The balance of the film shows Szpilman becoming ever more isolated, hiding here and there with the aid of gentile friends, until they, too, leave Warsaw. When the survivors in the ghetto rise up to fight the Nazi’s, he merely observes from the safety of his hiding place, just outside the ghetto. When he questions why they pursue this futile fight, it is his gentile friend who says to him with some indignation that at least the fighters will die with dignity. It seems a reproach, but Szpilman gives no sign of understanding such a course–his only role seems to be to survive. And, whatever other points Polanski makes or fails to make in the film, he repeatedly demonstrates that it is arbitrary quirks of fate that determine who lives and who dies.

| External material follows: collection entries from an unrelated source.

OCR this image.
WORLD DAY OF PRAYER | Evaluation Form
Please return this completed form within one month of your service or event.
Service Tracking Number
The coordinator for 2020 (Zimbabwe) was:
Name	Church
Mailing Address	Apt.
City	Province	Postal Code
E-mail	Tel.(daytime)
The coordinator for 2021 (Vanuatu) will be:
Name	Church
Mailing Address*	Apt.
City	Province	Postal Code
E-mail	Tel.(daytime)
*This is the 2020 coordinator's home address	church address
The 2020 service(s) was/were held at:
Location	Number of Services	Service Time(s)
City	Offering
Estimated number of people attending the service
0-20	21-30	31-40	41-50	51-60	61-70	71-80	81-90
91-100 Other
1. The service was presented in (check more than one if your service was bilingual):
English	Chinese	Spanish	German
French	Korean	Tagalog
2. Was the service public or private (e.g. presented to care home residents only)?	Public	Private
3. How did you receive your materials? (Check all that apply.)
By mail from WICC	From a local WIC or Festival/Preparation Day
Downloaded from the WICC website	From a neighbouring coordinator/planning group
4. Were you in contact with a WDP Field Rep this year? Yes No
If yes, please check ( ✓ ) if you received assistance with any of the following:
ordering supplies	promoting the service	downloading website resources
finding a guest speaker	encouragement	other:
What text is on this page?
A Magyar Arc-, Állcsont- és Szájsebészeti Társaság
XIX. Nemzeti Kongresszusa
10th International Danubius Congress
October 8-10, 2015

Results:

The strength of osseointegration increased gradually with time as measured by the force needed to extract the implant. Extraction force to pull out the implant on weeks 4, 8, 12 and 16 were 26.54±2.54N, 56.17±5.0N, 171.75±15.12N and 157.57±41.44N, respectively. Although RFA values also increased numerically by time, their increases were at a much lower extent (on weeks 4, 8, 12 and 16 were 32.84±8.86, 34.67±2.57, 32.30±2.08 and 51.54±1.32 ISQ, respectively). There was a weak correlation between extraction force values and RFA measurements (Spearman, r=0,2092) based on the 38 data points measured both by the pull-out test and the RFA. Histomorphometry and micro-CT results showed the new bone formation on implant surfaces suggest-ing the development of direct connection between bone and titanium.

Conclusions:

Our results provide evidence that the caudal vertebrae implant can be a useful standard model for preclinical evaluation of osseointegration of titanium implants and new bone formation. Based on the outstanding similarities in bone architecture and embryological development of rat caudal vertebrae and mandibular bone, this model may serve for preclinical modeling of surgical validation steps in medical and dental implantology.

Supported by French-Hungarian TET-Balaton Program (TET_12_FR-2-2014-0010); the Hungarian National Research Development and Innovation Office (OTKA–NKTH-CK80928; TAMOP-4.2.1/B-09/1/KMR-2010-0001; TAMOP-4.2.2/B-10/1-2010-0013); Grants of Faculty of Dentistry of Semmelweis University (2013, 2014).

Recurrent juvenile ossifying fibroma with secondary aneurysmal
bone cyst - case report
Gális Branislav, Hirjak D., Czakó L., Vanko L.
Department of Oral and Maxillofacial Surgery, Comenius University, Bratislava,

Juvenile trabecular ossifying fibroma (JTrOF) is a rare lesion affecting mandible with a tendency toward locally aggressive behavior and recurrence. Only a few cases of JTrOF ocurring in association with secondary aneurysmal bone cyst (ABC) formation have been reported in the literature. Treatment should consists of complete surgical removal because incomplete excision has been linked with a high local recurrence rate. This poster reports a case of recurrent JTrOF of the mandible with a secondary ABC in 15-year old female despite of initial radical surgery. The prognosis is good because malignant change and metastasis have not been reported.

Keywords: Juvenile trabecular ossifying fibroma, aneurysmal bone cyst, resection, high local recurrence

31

Towards the end of Szpilman’s ordeal, a German officer finds him in hiding. The officer asks him what he does and then asks him to play the piano. After Szpilman performs a beautiful rendering of a Chopin Ballade, the officer spares him and later assists him–the Germans are about to retreat as Russian forces arrive in Warsaw. At the end, Szpilman is seen in white tie, playing with a symphony in a grand hall. Polanski’spresentation of the German officer seems meant to suggest that not all the Nazis were heartless perpetrators, but one can’t but help to wonder if the outcome would have been the same if Szpilman had run into the same officer before defeat was imminent or, for that matter, if he had been a plumber rather than a pianist. And for the camera to pan to a picture on the officer’s desk of his wife and children seems facile–were none of the Nazi bullies and sadists Polanski showed earlier also family men?
Polanski’s emphasis throughout is on Szpilman’s tunnel vision of the world as a place for him to play the piano and his mostly detached emotional response to the devastation engulfing him. Little else is revealed of him, no clue is offered as to further complexity in his personality; he remains a cipher, a cinematic device. The Pianist is a virtuoso piece of filmmaking from a technical and visually aesthetic point of view, but Polanski’s choice of emotional distance as his mode and the choice of Szpilman as hero combine to make the film a miscalculated disappointment.